Wat betekent dit vanaf nu voor de hulp van de Nederlandse overheid bij de zoektocht van geadopteerden naar hun herkomst en eventuele financiële tegemoetkoming daarbij ?

Antwoord op vraag 6

Ik heb de afgelopen periode diverse (belangen)organisaties van geadopteerden gesproken om te horen waar zij bij het zoeken naar hun herkomst tegenaan lopen en of, en zo ja, welke behoefte aan ondersteuning zij hebben.
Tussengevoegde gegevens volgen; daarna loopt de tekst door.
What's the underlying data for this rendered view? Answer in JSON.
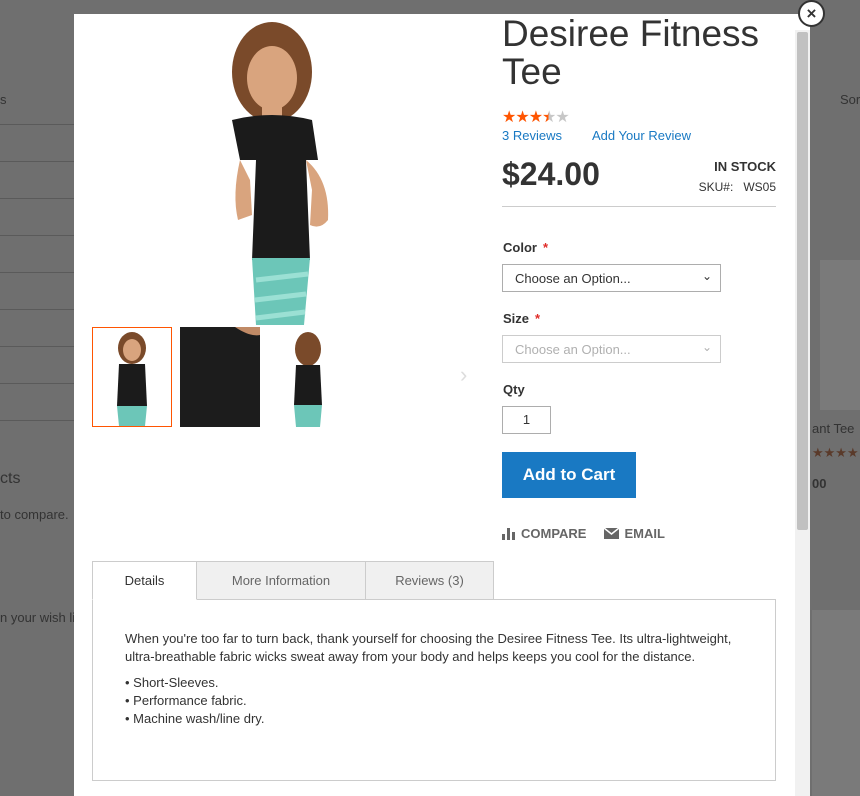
{
  "background": {
    "texts": [
      "s",
      "cts",
      "to compare.",
      "n your wish li",
      "Sor",
      "ant Tee",
      "00"
    ]
  },
  "product": {
    "title": "Desiree Fitness Tee",
    "rating_stars": 3.5,
    "reviews_link": "3 Reviews",
    "add_review_link": "Add Your Review",
    "price": "$24.00",
    "stock": "IN STOCK",
    "sku_label": "SKU#:",
    "sku_value": "WS05"
  },
  "options": {
    "color_label": "Color",
    "color_placeholder": "Choose an Option...",
    "size_label": "Size",
    "size_placeholder": "Choose an Option...",
    "required_mark": "*",
    "qty_label": "Qty",
    "qty_value": "1"
  },
  "buttons": {
    "add_to_cart": "Add to Cart",
    "compare": "COMPARE",
    "email": "EMAIL",
    "close": "×"
  },
  "tabs": [
    {
      "label": "Details",
      "active": true
    },
    {
      "label": "More Information",
      "active": false
    },
    {
      "label": "Reviews (3)",
      "active": false
    }
  ],
  "details": {
    "description": "When you're too far to turn back, thank yourself for choosing the Desiree Fitness Tee. Its ultra-lightweight, ultra-breathable fabric wicks sweat away from your body and helps keeps you cool for the distance.",
    "bullets": [
      "• Short-Sleeves.",
      "• Performance fabric.",
      "• Machine wash/line dry."
    ]
  },
  "colors": {
    "accent": "#1979c3",
    "star": "#ff5501",
    "active_thumb_border": "#ff5501"
  }
}
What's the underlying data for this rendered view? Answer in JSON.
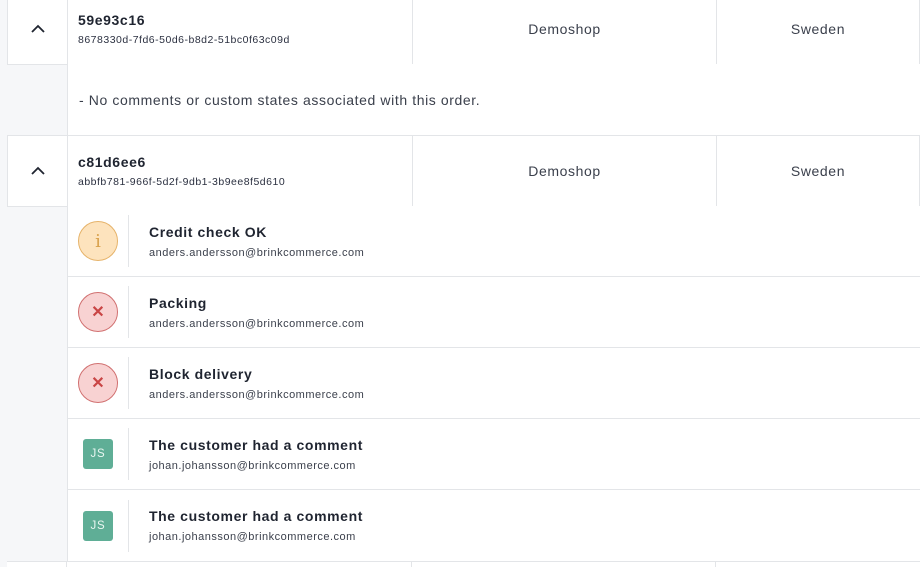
{
  "orders": [
    {
      "ref": "59e93c16",
      "uuid": "8678330d-7fd6-50d6-b8d2-51bc0f63c09d",
      "store": "Demoshop",
      "country": "Sweden",
      "expanded": true,
      "empty_message": "- No comments or custom states associated with this order."
    },
    {
      "ref": "c81d6ee6",
      "uuid": "abbfb781-966f-5d2f-9db1-3b9ee8f5d610",
      "store": "Demoshop",
      "country": "Sweden",
      "expanded": true,
      "comments": [
        {
          "icon": "info-icon",
          "title": "Credit check OK",
          "author": "anders.andersson@brinkcommerce.com"
        },
        {
          "icon": "error-x-icon",
          "title": "Packing",
          "author": "anders.andersson@brinkcommerce.com"
        },
        {
          "icon": "error-x-icon",
          "title": "Block delivery",
          "author": "anders.andersson@brinkcommerce.com"
        },
        {
          "icon": "user-avatar",
          "initials": "JS",
          "title": "The customer had a comment",
          "author": "johan.johansson@brinkcommerce.com"
        },
        {
          "icon": "user-avatar",
          "initials": "JS",
          "title": "The customer had a comment",
          "author": "johan.johansson@brinkcommerce.com"
        }
      ]
    }
  ],
  "icons": {
    "info_glyph": "i",
    "error_glyph": "✕"
  },
  "colors": {
    "info_bg": "#fde3bd",
    "error_bg": "#f8d2d2",
    "avatar_bg": "#5fae96"
  }
}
Ook heeft mijn ministerie met Fiom een brainstormsessie georganiseerd om samen met de (belangen)organisaties van geadopteerden, vergunninghouders en NGO’s te bekijken hoe de hulp aan interlandelijk geadopteerden die zoeken naar hun roots verbeterd kan worden.

Naast Fiom houden veel (belangen)organisaties van geadopteerden zich bezig met het zoeken naar roots en de begeleiding daarbij. Ik acht het van belang dat deze organisaties nauwer gaan samenwerken. Ik nodig de gevestigde organisaties en de (belangen)organisaties van geadopteerden uit om met een realistisch, gezamenlijk plan te komen voor een effectief en passend ondersteuningsaanbod in aanvulling op het huidige ondersteuningsaanbod. [3] Dat plan kan zich richten op een bredere toegankelijkheid tot adoptiedossiers in Nederland en andere hulp bij zoekacties. Ik houd uw Kamer op de hoogte van dit plan.



[1] Kamerstukken II 2018/19, 31265, nr. 66.

[2] Kamerstukken II 2017/18, 31265, nr. 63 en 65.

[3] Het huidige ondersteuningsaanbod gefinancierd door de rijksoverheid betreft internationale zoekacties door Fiom via ISS-kanalen, een helpdesk van Fiom voor geadopteerden en adoptieouders en gratis inzage in dossiers die onder beheer van de rijksoverheid vallen.